— Как вы и приказали. Повесили на ручку двери. — В тоне Николая явственно слышится: “Не понял, зачем это, но исполнительность у меня на высоте”.
Хорошо. Маску надлежало вернуть Соне. Ей нужно было напоминание о вечере с Вадимом, и легкая паранойя в её положении бы не повредила. Глядишь, будет озираться в поисках Дягилева — не попадется и Баринову.
Воскресенье катастрофически не задается, и Дягилев уже смотрит на предстоящий ему день с недовольством. Нет, у Вадима сегодня была какая-то встреча, но зная себя, особенно себя после оргий — он мудро назначил её почти на вечер. И вот сейчас ощущал, что ему совершенно нечем занять целых десять часов. Нет, если постараться — можно было занять работой. Работа была всегда. Но Вадим был бы хреновым управленцем, если бы позволял себе перерабатывать. Воскресенье числилось его выходным, и работал он по выходным не больше двух часов. Выходные предназначались для удовольствия, да. Но с этим сегодня имеются определенные проблемы.
То, что можется — делать не хочется.
То, что хочется— пока не возьмешь и нельзя.

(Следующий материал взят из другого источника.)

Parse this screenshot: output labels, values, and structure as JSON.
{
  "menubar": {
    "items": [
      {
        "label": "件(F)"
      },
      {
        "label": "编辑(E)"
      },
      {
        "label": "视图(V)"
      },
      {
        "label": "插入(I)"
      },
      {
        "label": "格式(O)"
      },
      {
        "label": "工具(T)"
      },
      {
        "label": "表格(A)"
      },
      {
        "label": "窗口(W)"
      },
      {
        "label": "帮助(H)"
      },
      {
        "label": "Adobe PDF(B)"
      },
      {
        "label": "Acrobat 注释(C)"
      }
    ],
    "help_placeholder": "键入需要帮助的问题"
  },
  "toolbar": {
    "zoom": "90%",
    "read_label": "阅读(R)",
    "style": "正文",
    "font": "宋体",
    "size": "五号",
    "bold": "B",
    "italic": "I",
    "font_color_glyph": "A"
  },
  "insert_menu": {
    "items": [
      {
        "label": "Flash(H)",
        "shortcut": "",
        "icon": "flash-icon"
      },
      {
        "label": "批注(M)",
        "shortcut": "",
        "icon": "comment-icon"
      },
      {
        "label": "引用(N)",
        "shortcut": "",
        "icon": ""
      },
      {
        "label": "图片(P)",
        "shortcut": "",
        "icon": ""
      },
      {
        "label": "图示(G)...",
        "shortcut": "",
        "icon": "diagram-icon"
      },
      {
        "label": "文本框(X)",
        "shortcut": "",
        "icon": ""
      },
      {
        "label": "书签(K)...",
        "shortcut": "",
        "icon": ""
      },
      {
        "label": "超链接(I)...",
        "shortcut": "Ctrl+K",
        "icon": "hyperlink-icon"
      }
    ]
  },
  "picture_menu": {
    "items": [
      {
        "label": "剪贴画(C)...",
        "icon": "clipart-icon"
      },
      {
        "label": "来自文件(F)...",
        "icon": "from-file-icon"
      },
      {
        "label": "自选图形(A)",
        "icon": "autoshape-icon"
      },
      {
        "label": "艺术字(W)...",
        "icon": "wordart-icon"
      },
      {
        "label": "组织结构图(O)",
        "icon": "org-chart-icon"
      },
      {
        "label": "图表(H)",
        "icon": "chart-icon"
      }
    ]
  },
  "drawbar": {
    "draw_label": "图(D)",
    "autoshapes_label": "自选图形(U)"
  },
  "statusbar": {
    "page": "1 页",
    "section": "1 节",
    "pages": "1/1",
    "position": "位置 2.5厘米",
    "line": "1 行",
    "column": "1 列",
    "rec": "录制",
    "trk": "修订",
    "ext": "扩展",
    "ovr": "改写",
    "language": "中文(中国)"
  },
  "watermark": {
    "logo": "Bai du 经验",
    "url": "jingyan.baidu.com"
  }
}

И снова лезет на поверхность основной недостаток Вадима Дягилева — слова “нет” он категорически не принимает. Слышать — слышит, останавливаться не умеет. И то, что Соня сбежала, не дав ему получить желаемое, не означает, что Вадим готов оставить её в покое. Это означает лишь, что ему нужно придумать что-то чуть более изощренное, чтобы добраться до своего сладкого приза. И, да, так даже интереснее!
Вадим улыбается, задумчиво глядя перед собой.
Где-то там под теплым одеялом нежится его сладкая зайка, Соня Афанасьева. Безмятежная, спокойная, уверенная, что она уже убежала от Дягилева, что её пятой точке уже ничего не грозит.
Ничего, милая, спи крепче. Ты еще поймешь, что своим побегом сделала себе только хуже. Или слаще, с какой стороны посмотреть. В любом случае, охота на тебя только начинается!